Answer the Why, Provide the How
If patients ask, “Why can’t I just calculate my own estimate?” Lasswell suggests this response: “Estimates are a little tricky. We need to make sure we take different insurances and benefits into account. Estimates can be somewhat tough to generate accurately. We’re working toward making price estimates more easily available. In the meantime, you can call this number: XXX-XXXX. The staff there can help make sure you receive an accurate estimate.”
Many hospitals currently review benefits and cost at the time of service or during preregistration. “However, patients are looking for a more hands-on approach. Patients like the ability to complete their own estimates through a self-service option,” says Tara Richardson, vice president of patient access at Cincinnati-based Ensemble Health Partners.
Patients want self-service options for scheduling, registration, and form completion. They also want to see potential cost implications for upcoming visits. Some patient access departments use a third-party, freestanding estimate tool — but it probably is not integrated with their registration system.
“However, it could provide support and assistance for the patient to price-shop for potential services,” Richardson offers.
Of course, self-service estimates are not worth much if they are incorrect. Procedure codes and benefits all have to be spot-on. “If any of these items are not identified appropriately, the estimate runs a risk of being inaccurate,” Richardson cautions.
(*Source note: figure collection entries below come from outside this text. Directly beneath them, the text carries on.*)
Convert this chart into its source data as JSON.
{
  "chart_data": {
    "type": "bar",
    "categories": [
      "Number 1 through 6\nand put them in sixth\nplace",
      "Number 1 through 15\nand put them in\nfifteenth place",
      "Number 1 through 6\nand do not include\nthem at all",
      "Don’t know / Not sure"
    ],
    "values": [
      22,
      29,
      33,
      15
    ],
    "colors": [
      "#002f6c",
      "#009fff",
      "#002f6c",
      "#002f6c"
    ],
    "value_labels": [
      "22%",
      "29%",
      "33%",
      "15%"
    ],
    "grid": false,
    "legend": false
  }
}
Certain procedures carry additional costs outside the main procedure (e.g., medications or lab work might be needed for a radiology procedure). Contract details also need to be pulled into the estimate. “If this is not accurate, or does not supply a contracted amount, the overall cost of the services can be drastically overstated,” Richardson says.
- Pioneer Institute. National study finds most states lack healthcare price transparency laws. May 7, 2020.